I’m trying to run NVIDIA NIM Llama3-8b-instruct:
On a T4 GPU. This might be a fool’s errand, but when I run I get what seems to be a fairly tractable error message:
ValueError: Bfloat16 is only supported on GPUs with compute capability of at least 8.0. Your Tesla T4 GPU has compute capability 7.5. You can use float16 instead by explicitly setting the`dtype` flag in CLI, for example: --dtype=half.

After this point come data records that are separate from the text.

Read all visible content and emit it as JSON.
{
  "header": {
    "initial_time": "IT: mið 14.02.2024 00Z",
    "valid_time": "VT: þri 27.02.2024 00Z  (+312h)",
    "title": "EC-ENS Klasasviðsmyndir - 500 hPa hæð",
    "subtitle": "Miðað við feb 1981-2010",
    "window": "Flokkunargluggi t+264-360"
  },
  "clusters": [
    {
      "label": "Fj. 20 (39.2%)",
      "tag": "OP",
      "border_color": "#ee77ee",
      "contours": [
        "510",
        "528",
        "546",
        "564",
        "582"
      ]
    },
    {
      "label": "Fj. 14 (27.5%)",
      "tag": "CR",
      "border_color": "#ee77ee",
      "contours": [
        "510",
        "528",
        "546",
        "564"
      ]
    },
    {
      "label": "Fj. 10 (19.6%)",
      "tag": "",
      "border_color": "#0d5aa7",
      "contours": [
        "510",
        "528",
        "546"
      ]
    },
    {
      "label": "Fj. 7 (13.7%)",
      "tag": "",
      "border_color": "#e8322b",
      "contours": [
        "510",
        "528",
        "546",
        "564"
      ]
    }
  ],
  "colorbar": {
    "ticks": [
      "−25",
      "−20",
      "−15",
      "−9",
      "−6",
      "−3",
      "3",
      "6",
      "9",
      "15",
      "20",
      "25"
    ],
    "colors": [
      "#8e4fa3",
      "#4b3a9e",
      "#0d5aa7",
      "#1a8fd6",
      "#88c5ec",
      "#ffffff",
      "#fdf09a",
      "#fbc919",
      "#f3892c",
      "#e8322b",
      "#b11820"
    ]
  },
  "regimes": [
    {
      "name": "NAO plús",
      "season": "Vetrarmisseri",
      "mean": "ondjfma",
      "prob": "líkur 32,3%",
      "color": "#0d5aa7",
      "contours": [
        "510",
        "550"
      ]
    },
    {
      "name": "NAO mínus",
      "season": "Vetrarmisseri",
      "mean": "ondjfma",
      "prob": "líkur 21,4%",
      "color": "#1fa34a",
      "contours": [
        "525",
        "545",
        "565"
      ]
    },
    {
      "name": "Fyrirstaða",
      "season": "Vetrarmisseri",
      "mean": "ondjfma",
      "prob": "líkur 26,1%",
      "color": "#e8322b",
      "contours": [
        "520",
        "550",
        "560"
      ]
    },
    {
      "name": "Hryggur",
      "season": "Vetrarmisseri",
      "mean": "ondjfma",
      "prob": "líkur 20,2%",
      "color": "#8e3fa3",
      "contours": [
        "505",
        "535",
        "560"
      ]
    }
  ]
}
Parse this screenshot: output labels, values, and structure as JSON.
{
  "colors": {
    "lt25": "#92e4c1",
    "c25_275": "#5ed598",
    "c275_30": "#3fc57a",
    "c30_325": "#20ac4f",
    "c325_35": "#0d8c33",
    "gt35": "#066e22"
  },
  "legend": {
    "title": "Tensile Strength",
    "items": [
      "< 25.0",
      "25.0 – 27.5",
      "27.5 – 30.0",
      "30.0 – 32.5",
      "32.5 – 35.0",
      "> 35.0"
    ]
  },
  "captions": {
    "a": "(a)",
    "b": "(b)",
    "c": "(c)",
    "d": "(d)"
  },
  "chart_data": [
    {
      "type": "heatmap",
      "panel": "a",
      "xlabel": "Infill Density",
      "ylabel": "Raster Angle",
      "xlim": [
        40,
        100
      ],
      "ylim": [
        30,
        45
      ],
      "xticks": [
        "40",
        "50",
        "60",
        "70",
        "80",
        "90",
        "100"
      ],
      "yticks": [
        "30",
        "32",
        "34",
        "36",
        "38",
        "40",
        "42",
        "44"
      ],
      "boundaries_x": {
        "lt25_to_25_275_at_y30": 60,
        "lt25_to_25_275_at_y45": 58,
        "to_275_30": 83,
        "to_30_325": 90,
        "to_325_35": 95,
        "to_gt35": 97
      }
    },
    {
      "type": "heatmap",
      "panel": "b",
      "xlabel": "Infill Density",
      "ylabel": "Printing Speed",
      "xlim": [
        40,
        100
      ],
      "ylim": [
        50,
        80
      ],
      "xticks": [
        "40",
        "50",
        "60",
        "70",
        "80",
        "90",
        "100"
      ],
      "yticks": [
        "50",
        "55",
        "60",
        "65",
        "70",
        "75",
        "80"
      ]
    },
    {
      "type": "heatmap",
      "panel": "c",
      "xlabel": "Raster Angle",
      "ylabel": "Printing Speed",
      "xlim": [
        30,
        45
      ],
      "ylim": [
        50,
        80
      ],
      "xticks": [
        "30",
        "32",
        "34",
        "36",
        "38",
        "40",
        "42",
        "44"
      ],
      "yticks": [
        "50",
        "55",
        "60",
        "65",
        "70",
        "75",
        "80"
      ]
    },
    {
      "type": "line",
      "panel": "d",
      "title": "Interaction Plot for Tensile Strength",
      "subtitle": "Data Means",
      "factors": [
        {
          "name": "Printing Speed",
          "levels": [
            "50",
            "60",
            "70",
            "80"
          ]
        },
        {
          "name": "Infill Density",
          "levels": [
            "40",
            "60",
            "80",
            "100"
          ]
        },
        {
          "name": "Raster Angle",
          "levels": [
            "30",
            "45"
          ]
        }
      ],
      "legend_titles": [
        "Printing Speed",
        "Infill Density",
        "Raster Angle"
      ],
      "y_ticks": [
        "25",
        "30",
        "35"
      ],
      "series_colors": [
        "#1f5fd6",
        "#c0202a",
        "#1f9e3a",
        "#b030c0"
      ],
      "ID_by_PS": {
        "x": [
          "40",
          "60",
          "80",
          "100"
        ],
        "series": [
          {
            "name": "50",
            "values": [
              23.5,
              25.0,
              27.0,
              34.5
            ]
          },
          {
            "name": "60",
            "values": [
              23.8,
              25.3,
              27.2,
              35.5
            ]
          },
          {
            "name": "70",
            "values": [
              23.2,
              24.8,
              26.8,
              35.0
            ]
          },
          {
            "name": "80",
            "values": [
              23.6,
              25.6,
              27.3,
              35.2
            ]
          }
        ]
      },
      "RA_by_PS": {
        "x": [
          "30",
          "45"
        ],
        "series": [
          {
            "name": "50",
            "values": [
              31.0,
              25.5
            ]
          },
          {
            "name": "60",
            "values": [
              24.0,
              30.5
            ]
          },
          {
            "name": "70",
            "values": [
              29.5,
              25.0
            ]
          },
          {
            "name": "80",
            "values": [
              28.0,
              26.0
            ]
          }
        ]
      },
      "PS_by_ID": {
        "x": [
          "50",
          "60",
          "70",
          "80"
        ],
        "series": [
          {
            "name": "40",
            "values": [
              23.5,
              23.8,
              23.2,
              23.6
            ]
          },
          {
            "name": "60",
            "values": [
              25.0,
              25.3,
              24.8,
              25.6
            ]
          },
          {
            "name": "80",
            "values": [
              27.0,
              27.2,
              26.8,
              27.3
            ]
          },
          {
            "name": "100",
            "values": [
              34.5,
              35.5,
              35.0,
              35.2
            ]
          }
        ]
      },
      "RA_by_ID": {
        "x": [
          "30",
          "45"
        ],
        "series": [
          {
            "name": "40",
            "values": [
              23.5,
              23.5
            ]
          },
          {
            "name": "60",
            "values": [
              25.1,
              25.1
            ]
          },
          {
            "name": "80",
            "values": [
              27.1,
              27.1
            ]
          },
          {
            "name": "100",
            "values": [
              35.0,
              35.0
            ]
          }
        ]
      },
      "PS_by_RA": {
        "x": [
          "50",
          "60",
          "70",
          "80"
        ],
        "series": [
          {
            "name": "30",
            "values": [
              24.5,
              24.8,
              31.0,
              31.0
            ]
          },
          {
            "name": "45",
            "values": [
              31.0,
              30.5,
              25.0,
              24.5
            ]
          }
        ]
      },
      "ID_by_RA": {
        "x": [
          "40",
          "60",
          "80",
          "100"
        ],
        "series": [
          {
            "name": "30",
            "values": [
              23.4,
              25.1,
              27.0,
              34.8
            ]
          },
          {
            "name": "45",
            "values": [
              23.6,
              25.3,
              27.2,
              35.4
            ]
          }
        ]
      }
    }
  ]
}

..but I don’t know how to do this. I tried simply adding it to the end of the docker run command (fix suggested here):
sudo docker run -it --rm --gpus all --shm-size=16GB -e NGC_API_KEY="$NVIDIA_TOKEN" -v "$LOCAL_NIM_CACHE:/opt/nim/.cache" -u $(id -u) -p 8000:8000 nvcr.io/nim/meta/llama3-8b-instruct:latest --dtype=half
But this gave the following error:
/opt/nvidia/nvidia_entrypoint.sh: line 67: exec: --: invalid option
It seems like the above question was running python3 -m vllm_nvext.entrypoints.openai.api_server whereas my image is trying to run /opt/nvidia/nvidia_entrypoint.sh. Quite possibly my image is also running some python file as some intermediate step, but I dunno what that command would be or if I can skip straight there or not.
So a few questions:
- Most pressingly / to solve my immediate problem: How can I pass in dtype for this model? Can I do so at all? Do I need to swap to the more generic NIM image & try from there?
- More generally.. can I see the Dockerfile or source code or find additional documentation for these images? I would love to know generally what arguments I can pass when starting the image.